Высокий, ладный, с загорелым выразительным лицом, самой природой, кажется, предназначенный отдавать приказы, он говорил сейчас спокойно и по-товарищески просто, заставляя думать, что он хорошо видит опасность и зорко ищет малейшую возможность ее избежать.
«Братцы, – сказал он, – без сомнения, вы считаете меня виновником трудного положения, в котором все мы оказались. Положение действительно угрожающее, и, наверное, кое-кто из вас злится на меня за это. Но вспомните, сколько лет ни одно китобойное судно, возвращаясь домой, не выручало столько денег за китовый жир, как “Полярная звезда”, и каждый из вас имел свою долю от этого. Уходя в море, вы знали, что оставляете своих жен в довольстве и сытости, в то время как другие китобои, возвращаясь из похода, боялись увидеть своих женщин просящими милостыню на паперти. За это вы должны благодарить меня столь же рьяно, как сейчас клянете за нынешнее ваше положение. Так что можно считать, что мы квиты.
Если столько раз мы, смело встречая препятствия, побеждали, то и теперь, потерпев поражение, нечего лить слезы. В самом худшем случае мы покинем корабль и пойдем пешком на поиски тюленьего стада. Найдя его, мы продержимся до весны. Но этого не случится, потому что не пройдет и трех недель, как мы увидим вновь шотландский берег. А сейчас каждый на корабле должен поужаться с едой, получая уменьшенные вдвое порции, все должно делиться поровну и справедливо, никому не следует давать предпочтение. Мужайтесь, и мы выдюжим, пройдем это испытание, как проходили все испытания раньше».

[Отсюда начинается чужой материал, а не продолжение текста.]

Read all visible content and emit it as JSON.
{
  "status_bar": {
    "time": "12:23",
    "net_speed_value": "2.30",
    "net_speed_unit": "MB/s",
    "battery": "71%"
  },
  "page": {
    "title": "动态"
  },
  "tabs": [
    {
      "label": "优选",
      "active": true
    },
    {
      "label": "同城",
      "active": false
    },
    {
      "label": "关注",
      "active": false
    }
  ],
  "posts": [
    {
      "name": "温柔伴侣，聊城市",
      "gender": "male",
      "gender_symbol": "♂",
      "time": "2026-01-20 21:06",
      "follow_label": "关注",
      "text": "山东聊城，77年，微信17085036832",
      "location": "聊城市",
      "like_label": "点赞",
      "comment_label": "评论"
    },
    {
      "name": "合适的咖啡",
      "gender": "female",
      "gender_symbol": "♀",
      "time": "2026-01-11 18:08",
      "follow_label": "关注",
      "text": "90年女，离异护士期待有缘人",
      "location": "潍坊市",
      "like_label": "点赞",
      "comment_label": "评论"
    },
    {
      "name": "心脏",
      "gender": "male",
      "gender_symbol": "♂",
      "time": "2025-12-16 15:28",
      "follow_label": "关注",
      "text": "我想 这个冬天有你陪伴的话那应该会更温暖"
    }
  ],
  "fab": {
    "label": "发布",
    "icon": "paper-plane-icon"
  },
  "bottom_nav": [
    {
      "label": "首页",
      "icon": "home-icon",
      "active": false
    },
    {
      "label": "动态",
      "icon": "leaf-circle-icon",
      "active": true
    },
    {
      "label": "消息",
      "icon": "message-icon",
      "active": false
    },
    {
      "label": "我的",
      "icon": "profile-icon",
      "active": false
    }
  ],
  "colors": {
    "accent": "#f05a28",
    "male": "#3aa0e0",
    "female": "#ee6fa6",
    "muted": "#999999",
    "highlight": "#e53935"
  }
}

Эта краткая, так просто сказанная речь чудесным образом подействовала на экипаж. Все недовольство им, все обиды были забыты, а старый гарпунер, о котором я уже писал, рассказывая о суевериях моряков, трижды прокричал «ура» капитану, и эту здравицу охотно подхватили остальные.
16 сентября
Ночью задул северный ветер, и лед, похоже, тронулся. Люди, несмотря на скудный рацион, на который их посадили, находятся в благодушном настроении. Разводим пары, чтобы не мешкая воспользоваться открывшейся возможностью, если она возникнет. Капитан радостно возбужден, хотя временами в глазах его мелькает все тот же диковатый «нехороший» огонек. Его веселое возбуждение озадачивает меня даже больше былой угрюмости. Не могу я этого понять. Ранее я уже упоминал в дневнике одну из его странностей – не пускать никого к себе в каюту. Он упорно и стелет постель себе сам, и убирает в каюте, и все-все делает в ней собственноручно. И я очень удивился, когда он вдруг дал мне ключ и попросил спуститься к нему в каюту взглянуть на хронометр, когда в полдень он станет измерять высоту солнца над горизонтом. Каюта его оказалась маленькой, почти без мебели; я увидел в ней умывальник, несколько книг и никакой роскоши, если не считать картин на стенах. Большинство картин – это небольшие дешевые олеографии, но одна обратила на себя мое внимание. Это был портрет, но вовсе не изображение какой-нибудь писаной красотки, наподобие тех, что украшают матросские кубрики. Ни один художник не может выдумать, даже напрягая фантазию, такой образ – воплощение женской слабости и в то же время твердости характера. Задумчивый, мечтательный взгляд осененных длинными ресницами глаз, чистый, открытый лоб, безмятежность которого, кажется, не омрачают ни мысль, ни забота, странно контрастирует с четкими очертаниями выдвинутого вперед подбородка и решительностью рта. В нижнем углу была надпись «М. Б. 19 лет». То, что в нежном 19-летнем возрасте можно выработать в себе такую силу воли, такой твердый характер, какие читались в этом лице, показалось мне невероятным. Должно быть, я видел перед собой портрет женщины необыкновенной. Ее черты, в которые я вглядывался всего лишь краткий миг, запечатлелись во мне с такой ясностью, что, будь я художником, я мог бы нарисовать ее в дневнике по памяти, каждую черточку этого лица. Интересно, какую роль играла эта женщина в жизни нашего капитана. Он повесил ее изображение в изножье койки с тем, чтобы постоянно глядеть на нее. Будь он человеком менее замкнутым, я не преминул бы заговорить с ним о ней.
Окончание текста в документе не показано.